6627). De tekst is ook bekend van copieën aanwezig te Hamburg, Staats- und Universitätsbibl., Sup. ep. Uffenbachii et Wolfiorum, 42, 74 en 4
o 38, 33; te Hannover, Niedersächs. Landesbibl., ms. XII, 746, f. 62; te Kopenhagen, KB, coll. Thott, 504, 2
o, p. 193; en te Linköping, Stifts- och Landsbibl., Br. 23, 46. De Zweedse gevolmachtigde Johan Oxenstierna (1611-1657), oudste zoon van kanselier Axel Oxenstierna, was in het najaar van 1641 begonnen aan zijn vredesmissie in Duitsland (no.
5464A (dl. XII)). In mei 1643, na het vastlopen van de onderhandelingen over de ratificatie van het in 1641 overeengekomen Zweeds-Brandenburgs wapenstilstandsverdrag, maakte hij zich in Stettin gereed voor zijn reis naar Osnabrück. Begin september nam hij in overleg met zijn collega Johan Adler Salvius (no.

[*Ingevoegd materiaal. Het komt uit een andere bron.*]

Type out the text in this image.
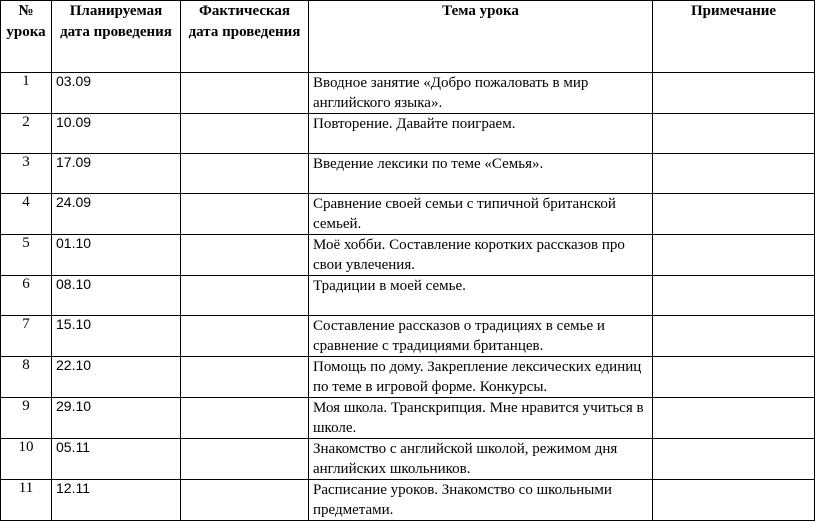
№ урока	Планируемая дата проведения	Фактическая дата проведения	Тема урока	Примечание
1	03.09		Вводное занятие «Добро пожаловать в мир английского языка».	
2	10.09		Повторение. Давайте поиграем.	
3	17.09		Введение лексики по теме «Семья».	
4	24.09		Сравнение своей семьи с типичной британской семьей.	
5	01.10		Моё хобби. Составление коротких рассказов про свои увлечения.	
6	08.10		Традиции в моей семье.	
7	15.10		Составление рассказов о традициях в семье и сравнение с традициями британцев.	
8	22.10		Помощь по дому. Закрепление лексических единиц по теме в игровой форме. Конкурсы.	
9	29.10		Моя школа. Транскрипция. Мне нравится учиться в школе.	
10	05.11		Знакомство с английской школой, режимом дня английских школьников.	
11	12.11		Расписание уроков. Знакомство со школьными предметами.	
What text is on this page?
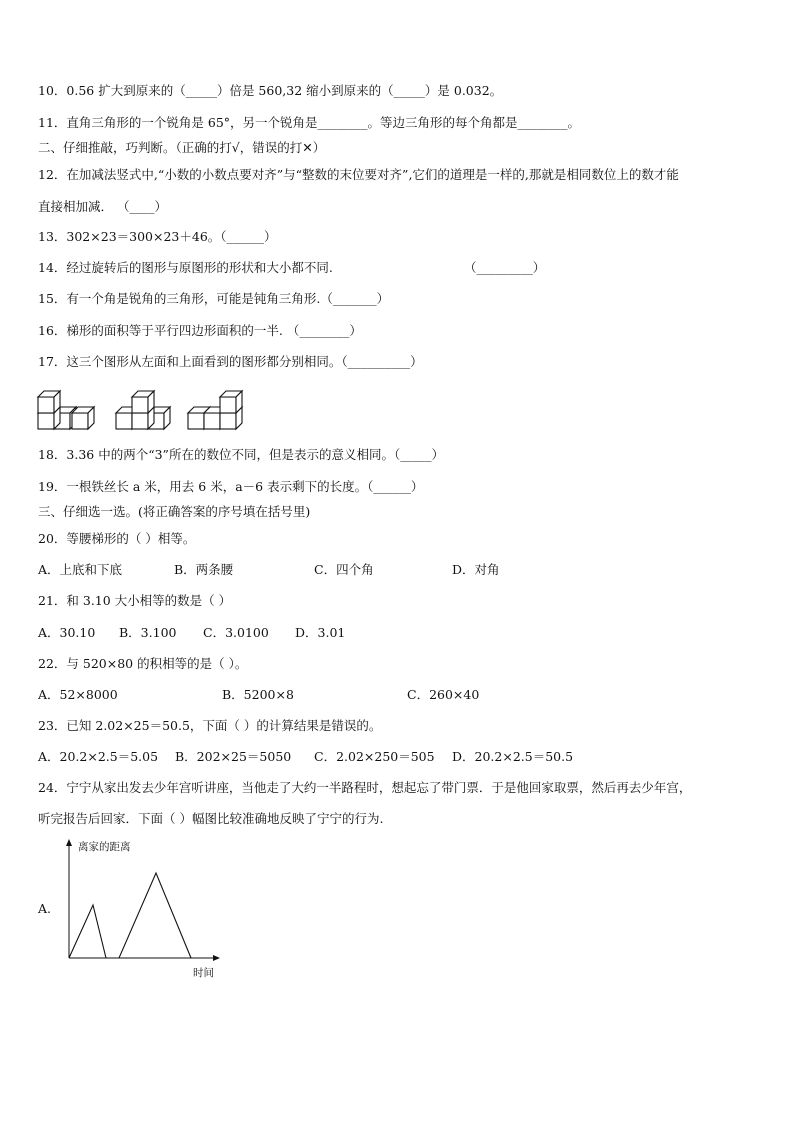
10．0.56 扩大到原来的（_____）倍是 560,32 缩小到原来的（_____）是 0.032。
11．直角三角形的一个锐角是 65°，另一个锐角是________。等边三角形的每个角都是________。
二、仔细推敲，巧判断。（正确的打√，错误的打✕）
12．在加减法竖式中,“小数的小数点要对齐”与“整数的末位要对齐”,它们的道理是一样的,那就是相同数位上的数才能
直接相加减． （____）
13．302×23＝300×23＋46。（______）
14．经过旋转后的图形与原图形的形状和大小都不同.	（_________）
15．有一个角是锐角的三角形，可能是钝角三角形.（_______）
16．梯形的面积等于平行四边形面积的一半. （________）
17．这三个图形从左面和上面看到的图形都分别相同。（__________）
18．3.36 中的两个“3”所在的数位不同，但是表示的意义相同。（_____）
19．一根铁丝长 a 米，用去 6 米，a－6 表示剩下的长度。（______）
三、仔细选一选。(将正确答案的序号填在括号里)
20．等腰梯形的（ ）相等。
A．上底和下底	B．两条腰	C．四个角	D．对角
21．和 3.10 大小相等的数是（ ）
A．30.10 B．3.100 C．3.0100 D．3.01
22．与 520×80 的积相等的是（ ）。
A．52×8000	B．5200×8	C．260×40
23．已知 2.02×25＝50.5，下面（ ）的计算结果是错误的。
A．20.2×2.5＝5.05 B．202×25＝5050 C．2.02×250＝505 D．20.2×2.5＝50.5
24．宁宁从家出发去少年宫听讲座，当他走了大约一半路程时，想起忘了带门票．于是他回家取票，然后再去少年宫，
听完报告后回家．下面（ ）幅图比较准确地反映了宁宁的行为.
A.
离家的距离
时间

6623) het besluit om Minden als de voorlopige standplaats van de Zweedse delegatie ter vredesconferentie aan te houden. Pas toen hem op 11/21 maart 1644 de verzekering werd gegeven dat de Franse delegatie binnenkort in Munster haar opwachting zou maken, stelde hij een datum voor zijn vertrek uit Minden vast. Zijn entree in Osnabrück maakte hij op 27 maart/6 april (
Acta pacis Westphalicae; Die Schwedischen Korrespondenzen I, p. XXIX en p. 191-204).